III- COMMENT EVITER LES RISQUES DE CONTAMINATION EXTERIEURES ?
Comme la filière biologique, la filière Comté est très préoccupée par l’implantation dans son environnement des cultures en plein champ qui risquent de battre en brèche tous les efforts de rigueur produits à l’intérieur de la filière. Elle a obtenu dans le cadre de la Fédération Nationale des Appellations d’Origine Contrôlée, la disposition réglementaire suivante du Code rural :
• Art.

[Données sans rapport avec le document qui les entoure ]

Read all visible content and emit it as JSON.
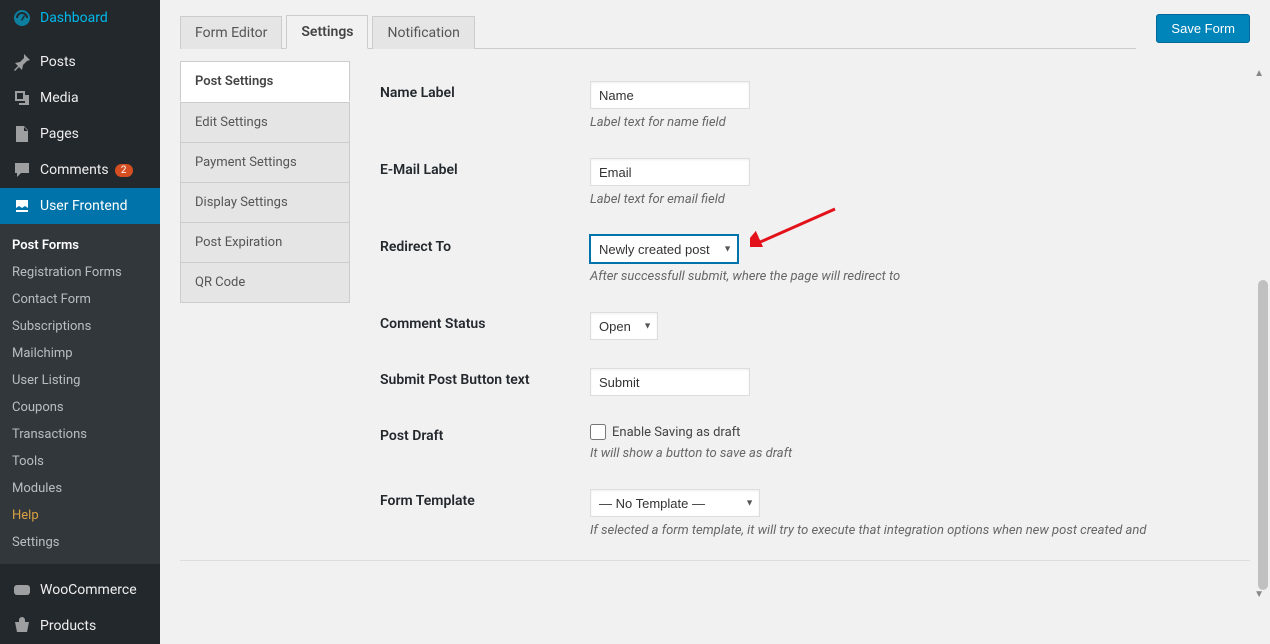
{
  "sidebar": {
    "items": [
      {
        "id": "dashboard",
        "label": "Dashboard",
        "icon": "gauge"
      },
      {
        "id": "posts",
        "label": "Posts",
        "icon": "pin"
      },
      {
        "id": "media",
        "label": "Media",
        "icon": "media"
      },
      {
        "id": "pages",
        "label": "Pages",
        "icon": "page"
      },
      {
        "id": "comments",
        "label": "Comments",
        "icon": "comment",
        "badge": "2"
      },
      {
        "id": "user-frontend",
        "label": "User Frontend",
        "icon": "wpuf",
        "active": true
      },
      {
        "id": "woocommerce",
        "label": "WooCommerce",
        "icon": "woo",
        "gap": true
      },
      {
        "id": "products",
        "label": "Products",
        "icon": "product"
      }
    ],
    "submenu": [
      {
        "label": "Post Forms",
        "current": true
      },
      {
        "label": "Registration Forms"
      },
      {
        "label": "Contact Form"
      },
      {
        "label": "Subscriptions"
      },
      {
        "label": "Mailchimp"
      },
      {
        "label": "User Listing"
      },
      {
        "label": "Coupons"
      },
      {
        "label": "Transactions"
      },
      {
        "label": "Tools"
      },
      {
        "label": "Modules"
      },
      {
        "label": "Help",
        "help": true
      },
      {
        "label": "Settings"
      }
    ]
  },
  "header": {
    "tabs": [
      {
        "label": "Form Editor"
      },
      {
        "label": "Settings",
        "active": true
      },
      {
        "label": "Notification"
      }
    ],
    "save": "Save Form"
  },
  "leftTabs": [
    {
      "label": "Post Settings",
      "active": true
    },
    {
      "label": "Edit Settings"
    },
    {
      "label": "Payment Settings"
    },
    {
      "label": "Display Settings"
    },
    {
      "label": "Post Expiration"
    },
    {
      "label": "QR Code"
    }
  ],
  "fields": {
    "name_label": {
      "label": "Name Label",
      "value": "Name",
      "help": "Label text for name field"
    },
    "email_label": {
      "label": "E-Mail Label",
      "value": "Email",
      "help": "Label text for email field"
    },
    "redirect": {
      "label": "Redirect To",
      "value": "Newly created post",
      "help": "After successfull submit, where the page will redirect to"
    },
    "comment": {
      "label": "Comment Status",
      "value": "Open"
    },
    "submit_btn": {
      "label": "Submit Post Button text",
      "value": "Submit"
    },
    "draft": {
      "label": "Post Draft",
      "checkbox": "Enable Saving as draft",
      "help": "It will show a button to save as draft"
    },
    "template": {
      "label": "Form Template",
      "value": "— No Template —",
      "help": "If selected a form template, it will try to execute that integration options when new post created and"
    }
  }
}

L. 642-5-1 : «Lorsque cela est nécessaire à la protection d’un signe d’identification de la qualité et de l’origine mentionné au 1° de l’article L. 640-2, l’organisme de défense et de gestion concerné ou l’Institut national de l’origine et de la qualité propose à l’autorité administrative toute mesure particulière de renforcement de cette protection concernant les organismes génétiquement modifiés.»
IV L’ABSENCE D’OGM NE DOIT PAS ETRE UNE ARME COMMERCIALE
Le Comté ne fait pas campagne publicitaire sur le fait que ses vaches Montbéliardes se nourrissent essentiellement d’herbe pâturée ou en hiver de foin, où sur le fait que les additifs et colorants sont interdits. Ce ne sont que les éléments constitutifs du contrat passé avec le consommateur.
Pourtant si le CIGC souhaite attirer l’attention sur la même difficulté que rencontrent les responsables de l’agriculture biologique, à savoir le risque de contamination. Il est indispensable que des règles draconiennes soient prises pour rendre impossible cette contaminations et protègent son terroir. Des mesures de protection juridique sont à prendre qui permettent le respect des filières AOP ou Bio qui cherchent à garantir l’absence d’OGM.